Schema Markup: Structured data vocabulary (schema.org) embedded in page HTML that explicitly labels content for machines. Types relevant to AEO: Organization, LocalBusiness, FAQPage, HowTo, Product, Review, Article, Speakable. Correct schema type selection matters — FAQPage markup on content that isn't actually FAQ format produces no signal lift.

MCP — Model Context Protocol: Anthropic's open standard for connecting AI models to external tools, data sources, and services. Relevant to agentic marketing: brands that expose MCP servers allow AI agents to take actions (book a table, check inventory, retrieve personalized data) rather than just retrieve information.

Agentic Marketing: Marketing designed for AI agents as the audience rather than (or in addition to) humans. Includes: llms.txt/llms-full.txt for agent readability, MCP servers for agent actions, structured data for agent extraction, and content framing optimized for how agents synthesize rather than how humans read.

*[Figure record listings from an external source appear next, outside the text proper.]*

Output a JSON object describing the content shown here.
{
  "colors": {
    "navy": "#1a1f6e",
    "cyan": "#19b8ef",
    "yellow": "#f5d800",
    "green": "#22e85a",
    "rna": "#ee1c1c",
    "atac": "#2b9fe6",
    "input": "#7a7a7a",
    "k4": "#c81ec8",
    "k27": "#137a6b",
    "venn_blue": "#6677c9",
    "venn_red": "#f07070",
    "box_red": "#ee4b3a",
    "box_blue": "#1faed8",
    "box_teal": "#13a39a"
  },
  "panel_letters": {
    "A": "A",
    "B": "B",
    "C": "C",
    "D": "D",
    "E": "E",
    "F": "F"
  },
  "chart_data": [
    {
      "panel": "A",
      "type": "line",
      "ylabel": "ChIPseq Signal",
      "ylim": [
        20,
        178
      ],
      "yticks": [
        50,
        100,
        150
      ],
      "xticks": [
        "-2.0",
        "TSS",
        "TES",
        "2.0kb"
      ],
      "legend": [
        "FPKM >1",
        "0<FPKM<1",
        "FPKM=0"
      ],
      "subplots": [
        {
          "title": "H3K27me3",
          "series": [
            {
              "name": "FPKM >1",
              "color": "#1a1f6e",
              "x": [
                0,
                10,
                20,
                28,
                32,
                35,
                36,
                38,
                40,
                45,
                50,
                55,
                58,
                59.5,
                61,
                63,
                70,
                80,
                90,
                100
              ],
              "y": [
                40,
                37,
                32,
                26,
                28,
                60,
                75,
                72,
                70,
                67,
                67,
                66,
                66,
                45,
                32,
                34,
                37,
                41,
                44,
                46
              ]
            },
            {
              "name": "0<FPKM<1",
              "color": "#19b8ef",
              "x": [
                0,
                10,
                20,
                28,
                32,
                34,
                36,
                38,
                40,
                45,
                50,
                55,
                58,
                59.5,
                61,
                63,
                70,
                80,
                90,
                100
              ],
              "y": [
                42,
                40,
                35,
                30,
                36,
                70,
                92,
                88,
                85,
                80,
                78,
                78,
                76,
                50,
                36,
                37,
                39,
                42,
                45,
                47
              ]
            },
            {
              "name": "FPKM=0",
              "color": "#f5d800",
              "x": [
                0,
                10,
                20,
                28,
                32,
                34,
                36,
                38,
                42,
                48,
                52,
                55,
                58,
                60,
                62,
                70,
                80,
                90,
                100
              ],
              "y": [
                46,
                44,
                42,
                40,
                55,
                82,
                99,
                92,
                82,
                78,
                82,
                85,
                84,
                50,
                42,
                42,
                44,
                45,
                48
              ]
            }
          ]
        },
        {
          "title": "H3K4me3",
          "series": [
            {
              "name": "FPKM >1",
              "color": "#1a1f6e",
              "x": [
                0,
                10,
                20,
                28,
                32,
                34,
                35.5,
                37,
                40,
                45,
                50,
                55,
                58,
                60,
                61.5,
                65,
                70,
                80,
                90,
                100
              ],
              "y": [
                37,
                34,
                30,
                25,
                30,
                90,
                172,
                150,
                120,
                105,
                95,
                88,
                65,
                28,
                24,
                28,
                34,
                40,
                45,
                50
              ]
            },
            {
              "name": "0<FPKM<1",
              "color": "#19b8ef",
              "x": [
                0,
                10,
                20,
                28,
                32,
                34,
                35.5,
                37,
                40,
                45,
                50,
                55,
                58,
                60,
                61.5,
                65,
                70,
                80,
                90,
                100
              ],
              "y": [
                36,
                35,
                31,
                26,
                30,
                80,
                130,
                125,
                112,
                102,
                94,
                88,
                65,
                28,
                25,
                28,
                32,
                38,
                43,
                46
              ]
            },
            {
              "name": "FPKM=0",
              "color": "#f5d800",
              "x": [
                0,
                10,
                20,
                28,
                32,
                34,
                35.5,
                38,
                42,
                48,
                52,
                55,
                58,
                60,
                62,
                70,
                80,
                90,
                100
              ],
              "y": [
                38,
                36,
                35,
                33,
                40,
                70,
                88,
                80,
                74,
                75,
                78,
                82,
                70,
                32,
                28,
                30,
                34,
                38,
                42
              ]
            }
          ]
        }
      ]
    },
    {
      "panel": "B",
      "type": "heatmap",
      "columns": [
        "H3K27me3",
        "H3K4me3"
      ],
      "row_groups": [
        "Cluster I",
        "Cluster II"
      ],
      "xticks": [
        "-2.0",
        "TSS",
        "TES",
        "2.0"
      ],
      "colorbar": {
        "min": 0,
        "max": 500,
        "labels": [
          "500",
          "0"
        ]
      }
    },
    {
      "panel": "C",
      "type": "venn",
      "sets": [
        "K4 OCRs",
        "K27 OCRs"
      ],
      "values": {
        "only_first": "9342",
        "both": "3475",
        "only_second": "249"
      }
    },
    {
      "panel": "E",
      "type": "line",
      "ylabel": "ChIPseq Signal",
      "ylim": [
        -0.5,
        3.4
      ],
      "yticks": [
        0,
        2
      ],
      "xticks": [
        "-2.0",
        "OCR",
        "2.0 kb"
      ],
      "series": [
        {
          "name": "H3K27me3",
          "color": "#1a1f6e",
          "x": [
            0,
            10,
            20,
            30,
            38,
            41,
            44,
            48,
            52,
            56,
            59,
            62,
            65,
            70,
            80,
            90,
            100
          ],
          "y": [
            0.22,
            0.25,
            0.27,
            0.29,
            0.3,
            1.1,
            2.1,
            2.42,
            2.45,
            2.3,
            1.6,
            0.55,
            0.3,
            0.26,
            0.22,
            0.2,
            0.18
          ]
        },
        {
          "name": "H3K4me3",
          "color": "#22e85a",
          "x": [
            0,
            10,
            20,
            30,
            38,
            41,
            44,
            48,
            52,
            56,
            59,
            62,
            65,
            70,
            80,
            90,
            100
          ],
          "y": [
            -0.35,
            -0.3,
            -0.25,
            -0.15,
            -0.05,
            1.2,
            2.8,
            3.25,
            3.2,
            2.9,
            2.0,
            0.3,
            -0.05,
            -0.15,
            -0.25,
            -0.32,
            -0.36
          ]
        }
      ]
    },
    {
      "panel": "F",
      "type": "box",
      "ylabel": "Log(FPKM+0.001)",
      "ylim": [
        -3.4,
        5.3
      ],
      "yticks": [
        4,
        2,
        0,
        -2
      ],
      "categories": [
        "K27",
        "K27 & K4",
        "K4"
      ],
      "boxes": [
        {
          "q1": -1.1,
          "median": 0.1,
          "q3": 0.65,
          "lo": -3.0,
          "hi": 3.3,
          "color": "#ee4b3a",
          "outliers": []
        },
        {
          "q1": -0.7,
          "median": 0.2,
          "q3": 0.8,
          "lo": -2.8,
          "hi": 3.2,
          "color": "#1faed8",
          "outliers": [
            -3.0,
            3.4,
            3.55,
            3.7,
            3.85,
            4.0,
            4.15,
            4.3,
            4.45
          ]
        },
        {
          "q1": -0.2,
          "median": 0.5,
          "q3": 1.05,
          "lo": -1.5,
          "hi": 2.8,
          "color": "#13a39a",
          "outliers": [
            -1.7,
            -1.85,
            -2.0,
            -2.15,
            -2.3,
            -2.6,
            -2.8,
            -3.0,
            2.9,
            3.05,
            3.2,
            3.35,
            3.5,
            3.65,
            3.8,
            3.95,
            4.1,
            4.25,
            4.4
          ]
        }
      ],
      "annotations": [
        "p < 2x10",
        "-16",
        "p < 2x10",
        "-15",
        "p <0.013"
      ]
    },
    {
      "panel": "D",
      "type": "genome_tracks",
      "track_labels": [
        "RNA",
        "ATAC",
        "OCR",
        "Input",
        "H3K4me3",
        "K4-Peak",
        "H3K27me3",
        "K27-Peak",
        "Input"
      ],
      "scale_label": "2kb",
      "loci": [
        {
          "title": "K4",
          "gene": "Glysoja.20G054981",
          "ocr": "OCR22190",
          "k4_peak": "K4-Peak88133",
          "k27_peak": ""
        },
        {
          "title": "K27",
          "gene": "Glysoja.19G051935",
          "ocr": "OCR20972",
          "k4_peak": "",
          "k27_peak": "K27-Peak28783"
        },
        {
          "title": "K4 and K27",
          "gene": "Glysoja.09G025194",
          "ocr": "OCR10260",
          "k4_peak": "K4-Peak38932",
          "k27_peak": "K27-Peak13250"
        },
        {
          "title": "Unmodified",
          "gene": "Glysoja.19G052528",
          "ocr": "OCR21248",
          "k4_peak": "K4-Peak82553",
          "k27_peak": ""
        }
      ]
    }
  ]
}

Organic GEO vs Paid AI Placement: As of 2026, major AI platforms are integrating paid advertising alongside organic citations. Organic GEO = winning citations through content quality, entity authority, and technical signals. Paid AI placement = appearing in AI responses through advertising spend. These are distinct channels with different strategies. When a competitor appears in AI answers despite weak signals, paid placement is a plausible explanation.

OAI-SearchBot vs GPTBot: Two distinct OpenAI crawlers with different purposes. OAI-SearchBot powers ChatGPT's real-time web search (Bing-indexed content). GPTBot trains OpenAI models (future training data). Blocking GPTBot does not prevent ChatGPT search from finding your content — blocking OAI-SearchBot does.

Perplexity Bot: Perplexity's crawler. Aggressive crawl frequency relative to other AI crawlers. Content indexed by PerplexityBot is available for real-time citation in Perplexity responses. Blocking it removes content from Perplexity's citation pool.

Factual Density: The ratio of specific, verifiable facts to total content volume. High factual density = more citeable content per chunk. AI systems prefer dense, specific content for citation over prose that describes rather than states.